Há alguns anos atrás, ainda quase recém-licenciada em Medicina, quando estava em missão de voluntariado em Moçambique, vieram trazer-me um adolescente de 15 anos. Estávamos em Naheche, uma aldeia perdida no meio da savana, onde nos tínhamos deslocado para a campanha de vacinação. O jovem impressionava pelos olhos tristes de quem não dormia há muitos dias e pela face emagrecida, profundamente escavada pela ausência do apetite próprio de quem está a crescer. Vinha acompanhado por uma senhora idosa e afável, de olhos baços, que se movia com a desenvoltura dos que há muitos anos se habituaram à escuridão permanente da cegueira. Alguma coisa de muito grave se passava com ele, dizia-me aquela avó, num sorriso tão triste que quase parecia um pranto. Estendeu a mão para a minha e guiou-me para a face do neto, percorrendo comigo cada relevo, detendo-se, certeira, em cada uma das suas inquietações...
- Esta criança não está bem - sussurrava-me -, está a ficar sem corpo e a pele já sobra em toda a parte... O problema está aqui.

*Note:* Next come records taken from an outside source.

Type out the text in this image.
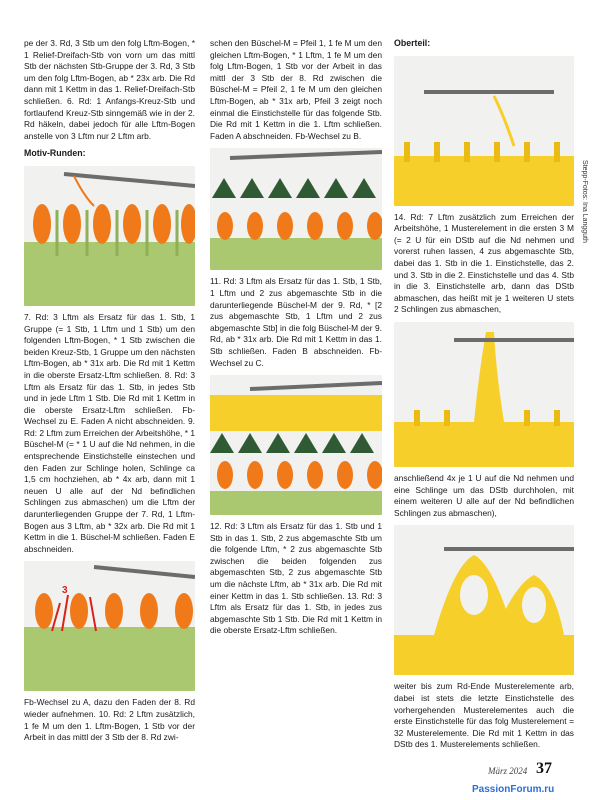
pe der 3. Rd, 3 Stb um den folg Lftm-Bogen, * 1 Relief-Dreifach-Stb von vorn um das mittl Stb der nächsten Stb-Gruppe der 3. Rd, 3 Stb um den folg Lftm-Bogen, ab * 23x arb. Die Rd dann mit 1 Kettm in das 1. Relief-Dreifach-Stb schließen. 6. Rd: 1 Anfangs-Kreuz-Stb und fortlaufend Kreuz-Stb sinngemäß wie in der 2. Rd häkeln, dabei jedoch für alle Lftm-Bogen anstelle von 3 Lftm nur 2 Lftm arb.

Motiv-Runden:

7. Rd: 3 Lftm als Ersatz für das 1. Stb, 1 Gruppe (= 1 Stb, 1 Lftm und 1 Stb) um den folgenden Lftm-Bogen, * 1 Stb zwischen die beiden Kreuz-Stb, 1 Gruppe um den nächsten Lftm-Bogen, ab * 31x arb. Die Rd mit 1 Kettm in die oberste Ersatz-Lftm schließen. 8. Rd: 3 Lftm als Ersatz für das 1. Stb, in jedes Stb und in jede Lftm 1 Stb. Die Rd mit 1 Kettm in die oberste Ersatz-Lftm schließen. Fb-Wechsel zu E. Faden A nicht abschneiden. 9. Rd: 2 Lftm zum Erreichen der Arbeitshöhe, * 1 Büschel-M (= * 1 U auf die Nd nehmen, in die entsprechende Einstichstelle einstechen und den Faden zur Schlinge holen, Schlinge ca 1,5 cm hochziehen, ab * 4x arb, dann mit 1 neuen U alle auf der Nd befindlichen Schlingen zus abmaschen) um die Lftm der darunterliegenden Gruppe der 7. Rd, 1 Lftm-Bogen aus 3 Lftm, ab * 32x arb. Die Rd mit 1 Kettm in die 1. Büschel-M schließen. Faden E abschneiden.

3

Fb-Wechsel zu A, dazu den Faden der 8. Rd wieder aufnehmen. 10. Rd: 2 Lftm zusätzlich, 1 fe M um den 1. Lftm-Bogen, 1 Stb vor der Arbeit in das mittl der 3 Stb der 8. Rd zwi-

schen den Büschel-M = Pfeil 1, 1 fe M um den gleichen Lftm-Bogen, * 1 Lftm, 1 fe M um den folg Lftm-Bogen, 1 Stb vor der Arbeit in das mittl der 3 Stb der 8. Rd zwischen die Büschel-M = Pfeil 2, 1 fe M um den gleichen Lftm-Bogen, ab * 31x arb, Pfeil 3 zeigt noch einmal die Einstichstelle für das folgende Stb. Die Rd mit 1 Kettm in die 1. Lftm schließen. Faden A abschneiden. Fb-Wechsel zu B.

11. Rd: 3 Lftm als Ersatz für das 1. Stb, 1 Stb, 1 Lftm und 2 zus abgemaschte Stb in die darunterliegende Büschel-M der 9. Rd, * [2 zus abgemaschte Stb, 1 Lftm und 2 zus abgemaschte Stb] in die folg Büschel-M der 9. Rd, ab * 31x arb. Die Rd mit 1 Kettm in das 1. Stb schließen. Faden B abschneiden. Fb-Wechsel zu C.

12. Rd: 3 Lftm als Ersatz für das 1. Stb und 1 Stb in das 1. Stb, 2 zus abgemaschte Stb um die folgende Lftm, * 2 zus abgemaschte Stb zwischen die beiden folgenden zus abgemaschten Stb, 2 zus abgemaschte Stb um die nächste Lftm, ab * 31x arb. Die Rd mit einer Kettm in das 1. Stb schließen. 13. Rd: 3 Lftm als Ersatz für das 1. Stb, in jedes zus abgemaschte Stb 1 Stb. Die Rd mit 1 Kettm in die oberste Ersatz-Lftm schließen.

Oberteil:

14. Rd: 7 Lftm zusätzlich zum Erreichen der Arbeitshöhe, 1 Musterelement in die ersten 3 M (= 2 U für ein DStb auf die Nd nehmen und vorerst ruhen lassen, 4 zus abgemaschte Stb, dabei das 1. Stb in die 1. Einstichstelle, das 2. und 3. Stb in die 2. Einstichstelle und das 4. Stb in die 3. Einstichstelle arb, dann das DStb abmaschen, das heißt mit je 1 weiteren U stets 2 Schlingen zus abmaschen,

anschließend 4x je 1 U auf die Nd nehmen und eine Schlinge um das DStb durchholen, mit einem weiteren U alle auf der Nd befindlichen Schlingen zus abmaschen),

weiter bis zum Rd-Ende Musterelemente arb, dabei ist stets die letzte Einstichstelle des vorhergehenden Musterelementes auch die erste Einstichstelle für das folg Musterelement = 32 Musterelemente. Die Rd mit 1 Kettm in das DStb des 1. Musterelements schließen.

Stepp-Fotos: Ina Langguth
März 2024 37
PassionForum.ru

Os gânglios do pescoço e por cima da clavícula estavam muito aumentados, duros, aderentes às estruturas vizinhas... Assustadoramente malignos! Era possivelmente um cancro do sistema linfático, um linfoma daqueles que se for tratado a tempo não tem mau prognóstico mas que, se não se tratar, o desfecho é fatal em pouco tempo... Um linfoma de Hodgkin, se quiserem muito saber-lhe o nome. Fiquei muito preocupada. A imagem do menino correu pelos meios que tínhamos à disposição e uma onda de solidariedade na cidade natal de um dos padres daquela missão conseguiu angariar o dinheiro suficiente para o enviar para Maputo, a milhares de quilómetros dali, para ser tratado.
Duas semanas depois, ainda a tentar organizar a sua transferência para o Hospital Central de Maputo, observei-o novamente e notei que os gânglios se tinham praticamente reduzido a metade. Nos entretantos a família tinha obviamente ido procurar um médico tradicional, que lhe dera a beber chá de beijo-de-mulata. Evidentemente duvidei do curandeiro. Duvidei de mim própria. Não confiei na prova que os meus olhos podiam testemunhar. Acreditei só no prognóstico que vinha nos meus livros e, com o acordo da família, transferi o menino para o Maputo.
Anos depois, inteiramente por acaso, vim a descobrir que desta flor selvagem, que cresce quase como erva daninha por todo o país, se extrai a vincristina, um agente de quimioterapia activo contra o linfoma...
A lição não veio a tempo de intervir em seu favor. De qualquer modo hoje voltaria a fazer tudo da mesma forma. O chá de beijo-de-mulata, isoladamente, nunca o poderia ter curado. São precisos vários agentes de quimioterapia, num cocktail injectado veias adentro para se conseguir modificar o curso terrível do linfoma de Hodgkin. Mas foi nesse momento que percebi o quanto há ainda a aprender com África.